Research

The IN2P3 Computing Center hosts a research team in Computer Science since 2008. This team was renamed CCLab in 2016 to reflect the idea of a research lab within a computing center in which researchers in Computer Science, researchers in Physics, expert engineers of the computing center, and students can collaborate on specific studies. The area of expertise of the CCLab covers various topics in Computer Science, such as High Performance Computing, scheduling, data management, scientific workflows, and large scale distributed systems.

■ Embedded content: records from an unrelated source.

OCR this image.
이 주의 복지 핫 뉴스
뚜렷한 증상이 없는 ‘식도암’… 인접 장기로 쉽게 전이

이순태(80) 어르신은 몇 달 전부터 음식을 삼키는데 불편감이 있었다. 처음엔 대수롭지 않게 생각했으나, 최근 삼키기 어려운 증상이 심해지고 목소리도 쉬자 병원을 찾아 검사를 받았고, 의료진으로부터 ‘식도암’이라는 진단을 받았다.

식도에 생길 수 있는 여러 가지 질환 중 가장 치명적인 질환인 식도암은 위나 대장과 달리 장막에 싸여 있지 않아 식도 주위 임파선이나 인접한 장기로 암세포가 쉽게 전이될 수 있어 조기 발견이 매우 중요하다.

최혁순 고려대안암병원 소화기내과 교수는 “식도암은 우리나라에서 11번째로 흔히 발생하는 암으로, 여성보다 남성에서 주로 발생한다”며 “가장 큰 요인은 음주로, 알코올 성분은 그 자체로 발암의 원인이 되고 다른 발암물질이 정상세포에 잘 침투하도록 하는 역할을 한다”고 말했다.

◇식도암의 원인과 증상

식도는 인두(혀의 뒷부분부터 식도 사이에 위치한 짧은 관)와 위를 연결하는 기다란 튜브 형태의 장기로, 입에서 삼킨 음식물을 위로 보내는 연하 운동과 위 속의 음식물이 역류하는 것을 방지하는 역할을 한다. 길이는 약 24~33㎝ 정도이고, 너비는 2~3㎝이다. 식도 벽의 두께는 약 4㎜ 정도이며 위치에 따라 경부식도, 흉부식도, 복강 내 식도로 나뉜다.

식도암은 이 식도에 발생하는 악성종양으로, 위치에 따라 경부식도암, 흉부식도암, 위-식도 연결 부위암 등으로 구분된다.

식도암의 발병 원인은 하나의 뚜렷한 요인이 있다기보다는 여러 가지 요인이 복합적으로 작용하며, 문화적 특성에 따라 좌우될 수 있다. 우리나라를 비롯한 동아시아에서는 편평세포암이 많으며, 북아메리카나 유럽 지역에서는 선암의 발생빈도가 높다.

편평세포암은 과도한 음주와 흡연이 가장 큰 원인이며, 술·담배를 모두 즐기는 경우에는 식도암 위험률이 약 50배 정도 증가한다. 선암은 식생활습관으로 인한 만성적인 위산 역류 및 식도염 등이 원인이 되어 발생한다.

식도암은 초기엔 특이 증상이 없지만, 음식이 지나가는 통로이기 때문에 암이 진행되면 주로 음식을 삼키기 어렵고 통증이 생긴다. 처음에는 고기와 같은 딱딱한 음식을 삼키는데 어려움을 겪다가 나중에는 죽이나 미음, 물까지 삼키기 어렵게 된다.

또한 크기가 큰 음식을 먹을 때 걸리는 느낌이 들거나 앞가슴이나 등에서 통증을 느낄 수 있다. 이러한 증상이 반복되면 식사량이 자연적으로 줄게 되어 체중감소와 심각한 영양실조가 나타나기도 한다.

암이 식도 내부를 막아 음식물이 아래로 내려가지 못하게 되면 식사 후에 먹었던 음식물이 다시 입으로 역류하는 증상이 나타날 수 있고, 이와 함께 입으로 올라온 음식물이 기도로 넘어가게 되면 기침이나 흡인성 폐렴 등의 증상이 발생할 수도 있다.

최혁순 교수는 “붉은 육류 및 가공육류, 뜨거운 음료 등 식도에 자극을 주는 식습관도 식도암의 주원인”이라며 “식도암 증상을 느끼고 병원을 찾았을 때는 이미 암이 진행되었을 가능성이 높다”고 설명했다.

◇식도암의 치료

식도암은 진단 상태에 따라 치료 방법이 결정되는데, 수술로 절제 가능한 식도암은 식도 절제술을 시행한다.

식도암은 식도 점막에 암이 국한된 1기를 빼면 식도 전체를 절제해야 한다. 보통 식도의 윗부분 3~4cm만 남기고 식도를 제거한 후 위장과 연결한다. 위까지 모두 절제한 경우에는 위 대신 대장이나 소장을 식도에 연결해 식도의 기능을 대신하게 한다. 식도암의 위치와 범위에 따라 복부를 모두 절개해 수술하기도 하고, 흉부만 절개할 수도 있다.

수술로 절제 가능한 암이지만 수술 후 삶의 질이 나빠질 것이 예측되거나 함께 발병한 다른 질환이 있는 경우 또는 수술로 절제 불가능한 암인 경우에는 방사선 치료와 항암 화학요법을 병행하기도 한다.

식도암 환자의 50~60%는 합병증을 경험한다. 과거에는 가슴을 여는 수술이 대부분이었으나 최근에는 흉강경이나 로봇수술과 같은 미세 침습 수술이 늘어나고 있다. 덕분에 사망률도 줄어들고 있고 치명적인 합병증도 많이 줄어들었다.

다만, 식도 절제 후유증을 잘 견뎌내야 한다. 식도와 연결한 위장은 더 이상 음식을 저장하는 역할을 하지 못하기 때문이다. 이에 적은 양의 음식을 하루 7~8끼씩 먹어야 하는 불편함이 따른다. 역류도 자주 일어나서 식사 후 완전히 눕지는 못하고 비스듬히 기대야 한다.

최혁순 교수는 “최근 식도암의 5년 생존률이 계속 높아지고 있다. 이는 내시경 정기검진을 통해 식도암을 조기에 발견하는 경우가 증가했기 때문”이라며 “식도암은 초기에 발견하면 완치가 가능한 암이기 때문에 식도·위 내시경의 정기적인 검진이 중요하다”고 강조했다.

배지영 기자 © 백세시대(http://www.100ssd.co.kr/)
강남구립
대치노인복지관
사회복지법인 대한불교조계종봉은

Simulation of distributed systems and applications is at the core of the activities of the CCLab. Simulation is indeed a fast, controlled, and reproducible way to evaluate new algorithms for distributed computing platforms in a variety of conditions. However, the realism of simulations is rarely assessed, which critically questions the applicability of a whole range of findings. By participating to the development of the SimGrid and WRENCH toolkits, the CCLab aims at bridging theory and practice via simulation-driven engineering.

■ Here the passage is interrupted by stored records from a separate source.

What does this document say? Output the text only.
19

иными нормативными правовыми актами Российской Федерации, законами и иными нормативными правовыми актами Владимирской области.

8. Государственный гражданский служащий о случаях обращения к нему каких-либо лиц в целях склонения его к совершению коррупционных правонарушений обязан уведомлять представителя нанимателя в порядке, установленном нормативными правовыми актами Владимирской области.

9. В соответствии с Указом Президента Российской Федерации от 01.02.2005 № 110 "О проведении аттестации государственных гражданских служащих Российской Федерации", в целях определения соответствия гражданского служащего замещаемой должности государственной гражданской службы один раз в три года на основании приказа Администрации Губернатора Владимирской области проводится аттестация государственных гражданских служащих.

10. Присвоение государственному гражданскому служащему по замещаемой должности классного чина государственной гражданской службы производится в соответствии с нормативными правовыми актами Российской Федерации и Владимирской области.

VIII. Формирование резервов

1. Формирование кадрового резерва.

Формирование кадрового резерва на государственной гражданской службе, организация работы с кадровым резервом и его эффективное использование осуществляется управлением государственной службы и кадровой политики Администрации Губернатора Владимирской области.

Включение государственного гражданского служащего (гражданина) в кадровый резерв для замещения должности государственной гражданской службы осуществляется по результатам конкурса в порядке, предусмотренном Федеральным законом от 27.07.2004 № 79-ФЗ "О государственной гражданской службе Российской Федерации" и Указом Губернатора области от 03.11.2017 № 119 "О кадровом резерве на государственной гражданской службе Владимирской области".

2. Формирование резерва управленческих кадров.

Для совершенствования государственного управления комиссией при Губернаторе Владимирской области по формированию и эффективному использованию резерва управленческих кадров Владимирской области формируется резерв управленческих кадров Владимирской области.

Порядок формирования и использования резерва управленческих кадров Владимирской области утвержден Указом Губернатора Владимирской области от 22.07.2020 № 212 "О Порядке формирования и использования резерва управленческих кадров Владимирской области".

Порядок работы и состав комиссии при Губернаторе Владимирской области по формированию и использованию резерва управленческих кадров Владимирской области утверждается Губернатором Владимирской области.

The CCLab also aims at engaging deep partnerships with scientific teams, especially in astroparticles physics, and using a mix of user-driven research with system software development to address specific challenges that these communities face, and inform future research directions from acquired experience.

 

SimGrid: Simulation of Distributed Computer Systems

http://simgrid.org

SimGrid is a toolkit that provides core functionalities for the simulation of distributed applications in heterogeneous distributed environments. The simulation engine uses algorithmic and implementation techniques toward the fast simulation of large systems on a single machine. The models are theoretically grounded and experimentally validated. The results are reproducible, enabling better scientific practices. Its models of networks, cpus and disks are adapted to (Data)Grids, P2P, Clouds, Clusters and HPC, allowing multi-domain studies. It can be used either to simulate algorithms and prototypes of applications, or to emulate real MPI applications through the virtualization of their communication, or to formally assess algorithms and applications that can run in the framework. The formal verification module explores all possible message interleavings in the application, searching for states violating the provided properties. We recently added the ability to assess liveness properties over arbitrary and legacy codes, thanks to a system-level introspection tool that provides a finely detailed view of the running application to the model checker. This can for example be leveraged to verify both safety or liveness properties, on arbitrary MPI code written in C/C++/Fortran.

 

WRENCH: Workflow Management System Simulation Workbench

http://wrench-project.org

Capitalizing on recent advances in distributed application and platform simulation technology, WRENCH makes it possible to (1) quickly prototype workflow, WMS implementations, and decision-making algorithms; and (2) evaluate/compare alternative options scalably and accurately for arbitrary, and often hypothetical, experimental scenarios. This project will define a generic and foundational software architecture, that is informed by current state-of-the-art WMS designs and planned future designs. The implementation of the components in this architecture when taken together form a generic “scientific instrument” that can be used by workflow users, developers, and researchers. This scientific instrument will be instantiated for several real-world WMSs and used for a range of real-world workflow applications.

 

HAC-SPECIS: High-performance Application and Computers, Studying PErformance and Correctness In Simulation

http://hacspecis.gforge.inria.fr/

The goal of the HAC SPECIS Inria Project Lab (IPL) is to answer methodological needs of HPC application and runtime developers and to allow to study real HPC systems both from the correctness and performance point of view. To this end, we gather experts from the HPC, formal verification and performance evaluation community.

 

Past Funded Projects

  • 2017 - 2019 – PRACE-5IP: PRACE Fifth Implementation Phase project.
  • 2015 - 2018 – POP: H2020 Center of Excellence on Performance, Optimization, and Productivity.
  • 2013 - 2018 – DALHIS: Inria Associate Team on Data Analysis on Large-scale Heterogeneous Infrastructures for Science
  • 2015 - 2017 – PRACE-4IP: PRACE Fourth Implementation Phase project.
  • 2013 - 2017 – MOEBUS: ANR on Scheduling in HPC.
  • 2012 - 2016 – SONGS: ANR on the Simulation of Next Generation Systems.